A flywheel rotating about a fixed axis has a kinetic energy of 225 J when its angular speed is 30 rad/s. What is the moment of inertia of the flywheel about its axis of rotation?

To find the moment of inertia of the flywheel about its axis of rotation, we can use the formula for rotational kinetic energy. The formula is: \[ KE = \frac{1}{2} I \omega^2 \] where: - \( KE \) is the kinetic energy, - \( I \) is the moment of inertia, - \( \omega \) is the angular speed.
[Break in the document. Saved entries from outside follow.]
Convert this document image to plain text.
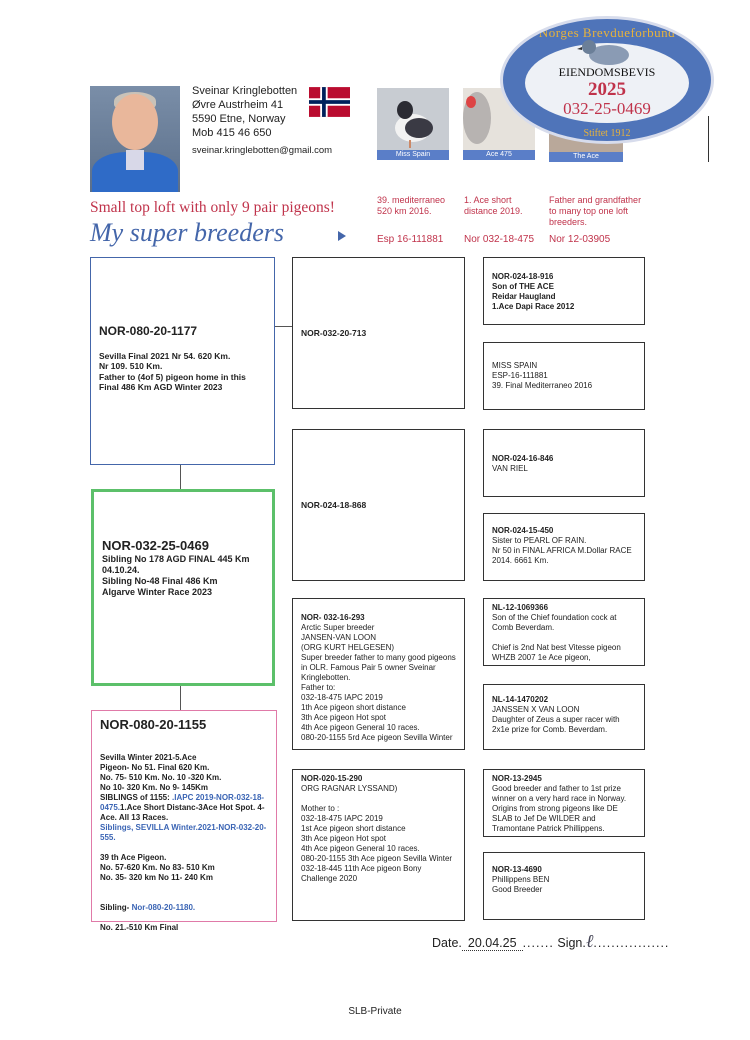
Sveinar Kringlebotten
Øvre Austrheim 41
5590 Etne, Norway
Mob 415 46 650
sveinar.kringlebotten@gmail.com
Small top loft with only 9 pair pigeons!
My super breeders
Miss Spain	Ace 475	The Ace
39. mediterraneo 520 km 2016.
1. Ace short distance 2019.
Father and grandfather to many top one loft breeders.
Esp 16-111881 Nor 032-18-475 Nor 12-03905
Norges Brevdueforbund
EIENDOMSBEVIS
2025
032-25-0469
Stiftet 1912
NOR-080-20-1177
Sevilla Final 2021 Nr 54. 620 Km.
Nr 109. 510 Km.
Father to (4of 5) pigeon home in this Final 486 Km AGD Winter 2023
NOR-032-25-0469
Sibling No 178 AGD FINAL 445 Km
04.10.24.
Sibling No-48 Final 486 Km
Algarve Winter Race 2023
NOR-080-20-1155

Sevilla Winter 2021-5.Ace
Pigeon- No 51. Final 620 Km.
No. 75- 510 Km. No. 10 -320 Km.
No 10- 320 Km. No 9- 145Km
SIBLINGS of 1155: .IAPC 2019-NOR-032-18-0475.1.Ace Short Distanc-3Ace Hot Spot. 4-Ace. All 13 Races.

Siblings, SEVILLA Winter.2021-NOR-032-20-555.

39 th Ace Pigeon.
No. 57-620 Km. No 83- 510 Km
No. 35- 320 km No 11- 240 Km

Sibling- Nor-080-20-1180.

No. 21.-510 Km Final

NOR-032-20-713
NOR-024-18-868
NOR- 032-16-293
Arctic Super breeder
JANSEN-VAN LOON
(ORG KURT HELGESEN)
Super breeder father to many good pigeons in OLR. Famous Pair 5 owner Sveinar Kringlebotten.
Father to:
032-18-475 IAPC 2019
1th Ace pigeon short distance
3th Ace pigeon Hot spot
4th Ace pigeon General 10 races.
080-20-1155 5rd Ace pigeon Sevilla Winter
NOR-020-15-290
ORG RAGNAR LYSSAND)

Mother to :
032-18-475 IAPC 2019
1st Ace pigeon short distance
3th Ace pigeon Hot spot
4th Ace pigeon General 10 races.
080-20-1155 3th Ace pigeon Sevilla Winter
032-18-445 11th Ace pigeon Bony Challenge 2020
NOR-024-18-916
Son of THE ACE
Reidar Haugland
1.Ace Dapi Race 2012
MISS SPAIN
ESP-16-111881
39. Final Mediterraneo 2016
NOR-024-16-846
VAN RIEL
NOR-024-15-450
Sister to PEARL OF RAIN.
Nr 50 in FINAL AFRICA M.Dollar RACE 2014. 6661 Km.
NL-12-1069366
Son of the Chief foundation cock at Comb Beverdam.

Chief is 2nd Nat best Vitesse pigeon WHZB 2007 1e Ace pigeon,
NL-14-1470202
JANSSEN X VAN LOON
Daughter of Zeus a super racer with 2x1e prize for Comb. Beverdam.
NOR-13-2945
Good breeder and father to 1st prize winner on a very hard race in Norway.
Origins from strong pigeons like DE SLAB to Jef De WILDER and Tramontane Patrick Phillippens.
NOR-13-4690
Phillippens BEN
Good Breeder
Date. 20.04.25 ....... Sign.ℓ.................
SLB-Private
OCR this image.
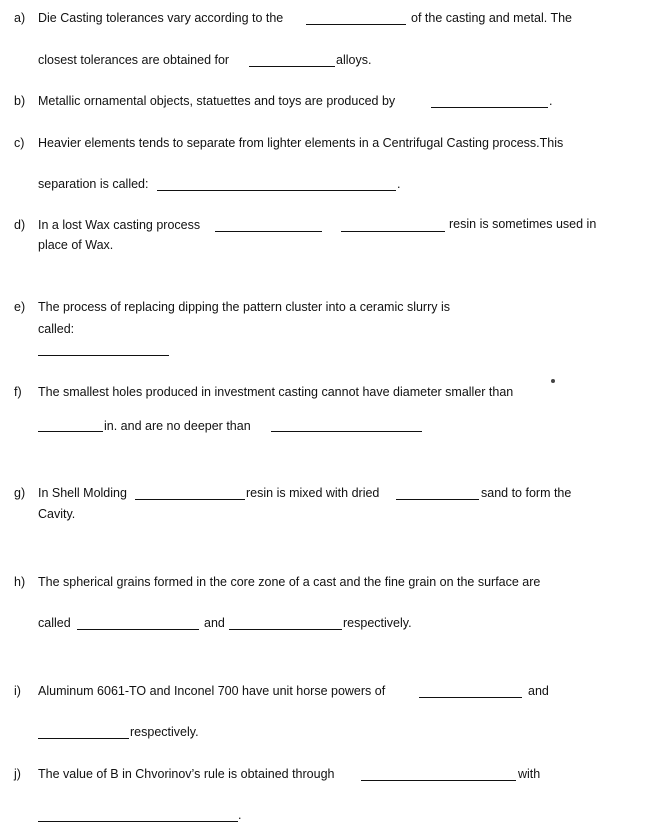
a) Die Casting tolerances vary according to the	of the casting and metal. The
closest tolerances are obtained for	alloys.
b) Metallic ornamental objects, statuettes and toys are produced by	.
c) Heavier elements tends to separate from lighter elements in a Centrifugal Casting process.This
separation is called:	.
d) In a lost Wax casting process	resin is sometimes used in
place of Wax.
e) The process of replacing dipping the pattern cluster into a ceramic slurry is
called:
f) The smallest holes produced in investment casting cannot have diameter smaller than
in. and are no deeper than
g) In Shell Molding	resin is mixed with dried	sand to form the
Cavity.
h) The spherical grains formed in the core zone of a cast and the fine grain on the surface are
called	and	respectively.
i) Aluminum 6061-TO and Inconel 700 have unit horse powers of	and
respectively.
j) The value of B in Chvorinov’s rule is obtained through	with
.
Given: - \( KE = 225 \, \text{J} \) - \( \omega = 30 \, \text{rad/s} \) **Step 1: Rearranging the formula to solve for moment of inertia \( I \)** We can rearrange the formula to find \( I \): \[ I = \frac{2 \cdot KE}{\omega^2} \] **Step 2: Substitute the values into the equation** Now, we will substitute the values of \( KE \) and \( \omega \) into the equation: \[ I = \frac{2 \cdot 225 \, \text{J}}{(30 \, \text{rad/s})^2} \] **Step 3: Calculate \( \omega^2 \)** Calculating \( \omega^2 \): \[ \omega^2 = 30^2 = 900 \, \text{(rad/s)}^2 \] **Step 4: Substitute \( \omega^2 \) back into the equation** Now substituting \( \omega^2 \) back into the equation for \( I \): \[ I = \frac{450}{900} \] **Step 5: Simplify the fraction** Now simplify the fraction: \[ I = 0.5 \, \text{kg m}^2 \] Thus, the moment of inertia of the flywheel about its axis of rotation is: \[ \boxed{0.5 \, \text{kg m}^2} \] ---